Murnau - Die evangelischen Kirchengemeinden im Landkreis Garmisch-Partenkirchen haben zunehmend Probleme, vakante Pfarrerstellen zu besetzen. Für Murnau geht eine längere Durststrecke zu Ende.

"Es gab Zeiten, da hatte man auf eine Stelle 17 Bewerbungen", sagt der für die Region zuständige Dekan Axel Piper aus Weilheim. "Jetzt sind es vielleicht zwei, drei ­ oder auch mal keine."

Murnau bekam die schwierige Personallage in den vergangenen Monate zu spüren: Hier verabschiedete sich zunächst im Frühjahr 2007 Pfarrer Ernst Schwemmer, im Herbst verließ Pfarrerin Christine Jahn den Ort. Seitdem muss vor allem Pfarrerin Simone Feneberg, die nur eine halbe Stelle innehat, mit Unterstützung von Helfern die Arbeit bewältigen. Erst Anfang Februar wird sich die Situation etwas entspannen: Dann tritt Pfarrer Hans-Peter Schäfer die Nachfolge Jahns an. Wann der Schwemmer-Posten besetzt werden kann: "völlig offen", sagt Dekan Piper. In anderen Teilen des Freistaat sei die Lage indes weit problematischer. "In Nordbayern war es immer schwierig, aber im Süden haben sich die Leute bis vor einem Jahr um Stellen gerissen."

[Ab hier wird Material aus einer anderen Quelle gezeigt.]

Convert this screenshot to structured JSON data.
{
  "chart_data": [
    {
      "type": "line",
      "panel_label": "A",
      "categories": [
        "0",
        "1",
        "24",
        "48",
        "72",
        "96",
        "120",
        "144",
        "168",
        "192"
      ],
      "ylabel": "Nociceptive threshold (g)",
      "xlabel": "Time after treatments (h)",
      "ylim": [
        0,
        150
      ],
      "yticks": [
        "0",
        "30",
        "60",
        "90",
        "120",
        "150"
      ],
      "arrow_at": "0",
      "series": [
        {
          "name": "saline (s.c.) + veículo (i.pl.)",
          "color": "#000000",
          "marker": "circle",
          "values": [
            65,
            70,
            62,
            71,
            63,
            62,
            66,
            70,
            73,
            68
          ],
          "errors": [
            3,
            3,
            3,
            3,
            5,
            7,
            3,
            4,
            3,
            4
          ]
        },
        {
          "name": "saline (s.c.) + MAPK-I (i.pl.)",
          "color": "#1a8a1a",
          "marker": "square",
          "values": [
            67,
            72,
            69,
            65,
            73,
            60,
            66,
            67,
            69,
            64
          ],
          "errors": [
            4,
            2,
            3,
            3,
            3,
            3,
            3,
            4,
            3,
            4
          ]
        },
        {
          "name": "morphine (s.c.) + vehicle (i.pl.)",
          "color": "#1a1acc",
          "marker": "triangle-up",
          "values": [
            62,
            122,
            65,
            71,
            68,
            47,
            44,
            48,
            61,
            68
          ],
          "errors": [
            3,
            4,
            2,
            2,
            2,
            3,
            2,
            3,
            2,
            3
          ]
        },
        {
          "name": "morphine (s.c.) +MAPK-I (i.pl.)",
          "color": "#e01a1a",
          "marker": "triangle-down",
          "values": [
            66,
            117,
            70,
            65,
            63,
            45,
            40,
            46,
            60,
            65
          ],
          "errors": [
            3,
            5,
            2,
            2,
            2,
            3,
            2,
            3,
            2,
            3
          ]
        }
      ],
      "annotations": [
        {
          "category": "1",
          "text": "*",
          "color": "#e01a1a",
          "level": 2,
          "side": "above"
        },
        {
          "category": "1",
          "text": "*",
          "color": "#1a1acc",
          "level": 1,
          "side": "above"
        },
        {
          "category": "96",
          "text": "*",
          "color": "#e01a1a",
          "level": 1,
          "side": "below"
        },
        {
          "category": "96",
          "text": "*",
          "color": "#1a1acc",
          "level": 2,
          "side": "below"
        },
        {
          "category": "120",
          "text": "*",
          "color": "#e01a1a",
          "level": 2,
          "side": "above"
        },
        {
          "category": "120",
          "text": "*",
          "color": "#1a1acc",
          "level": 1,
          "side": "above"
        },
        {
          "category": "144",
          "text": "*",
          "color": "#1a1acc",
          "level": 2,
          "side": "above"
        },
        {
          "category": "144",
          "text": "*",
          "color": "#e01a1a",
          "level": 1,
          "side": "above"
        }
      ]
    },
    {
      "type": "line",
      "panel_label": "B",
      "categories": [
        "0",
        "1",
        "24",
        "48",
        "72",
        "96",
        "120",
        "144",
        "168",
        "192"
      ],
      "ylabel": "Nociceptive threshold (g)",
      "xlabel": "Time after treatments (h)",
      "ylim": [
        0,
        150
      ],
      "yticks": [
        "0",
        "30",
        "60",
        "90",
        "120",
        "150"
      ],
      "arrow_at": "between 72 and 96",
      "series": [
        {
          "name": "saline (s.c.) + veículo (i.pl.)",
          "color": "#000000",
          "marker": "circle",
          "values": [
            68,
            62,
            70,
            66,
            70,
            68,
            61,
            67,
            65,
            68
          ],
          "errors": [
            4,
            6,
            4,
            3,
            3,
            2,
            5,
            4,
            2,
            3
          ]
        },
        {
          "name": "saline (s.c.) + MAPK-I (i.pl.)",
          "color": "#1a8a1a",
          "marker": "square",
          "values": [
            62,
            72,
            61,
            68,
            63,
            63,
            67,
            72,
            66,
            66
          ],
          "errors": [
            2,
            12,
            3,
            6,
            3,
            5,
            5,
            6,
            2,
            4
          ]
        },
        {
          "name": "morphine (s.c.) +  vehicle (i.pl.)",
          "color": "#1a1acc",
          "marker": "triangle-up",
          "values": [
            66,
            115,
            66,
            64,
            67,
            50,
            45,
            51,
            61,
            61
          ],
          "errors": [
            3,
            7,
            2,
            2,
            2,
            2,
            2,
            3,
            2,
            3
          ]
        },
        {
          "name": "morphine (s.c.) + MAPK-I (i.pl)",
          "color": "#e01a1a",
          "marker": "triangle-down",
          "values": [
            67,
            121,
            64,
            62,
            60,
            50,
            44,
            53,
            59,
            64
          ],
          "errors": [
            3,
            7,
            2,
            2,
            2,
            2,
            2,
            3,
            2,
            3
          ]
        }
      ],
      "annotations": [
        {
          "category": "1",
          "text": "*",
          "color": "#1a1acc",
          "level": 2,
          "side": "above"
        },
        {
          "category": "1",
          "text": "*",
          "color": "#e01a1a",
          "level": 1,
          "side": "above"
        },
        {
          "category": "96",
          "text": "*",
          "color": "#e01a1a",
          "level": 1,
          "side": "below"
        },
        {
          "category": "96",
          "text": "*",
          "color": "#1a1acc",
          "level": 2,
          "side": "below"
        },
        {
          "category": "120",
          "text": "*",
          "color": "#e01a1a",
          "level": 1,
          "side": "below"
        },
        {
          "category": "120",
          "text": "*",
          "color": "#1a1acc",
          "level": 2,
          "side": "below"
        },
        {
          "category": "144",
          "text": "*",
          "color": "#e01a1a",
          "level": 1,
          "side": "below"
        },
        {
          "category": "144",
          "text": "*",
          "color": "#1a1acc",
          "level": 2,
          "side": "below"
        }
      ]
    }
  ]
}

Piper glaubt, dass bei dieser Entwicklung unter anderem eine momentan große Unsicherheit unter Pfarrern wegen eines neuen Landesstellenplans, der für 2010 erwartet wird, und die schwindende Motivation, sich zu bewerben, eine Rolle spielen. "Und es hat sich herumgesprochen, dass der Süden nicht nur besonders schön, sondern auch besonders anstrengend mit anspruchsvollen Gemeinden ist", sagt Piper. Er nimmt die Kirche selbst in die Pflicht: Man müsse zu einem Pfarrerbild kommen, bei dem deutlich werde, um was für einen wunderschönen, attraktiven und sicheren Beruf es sich handle.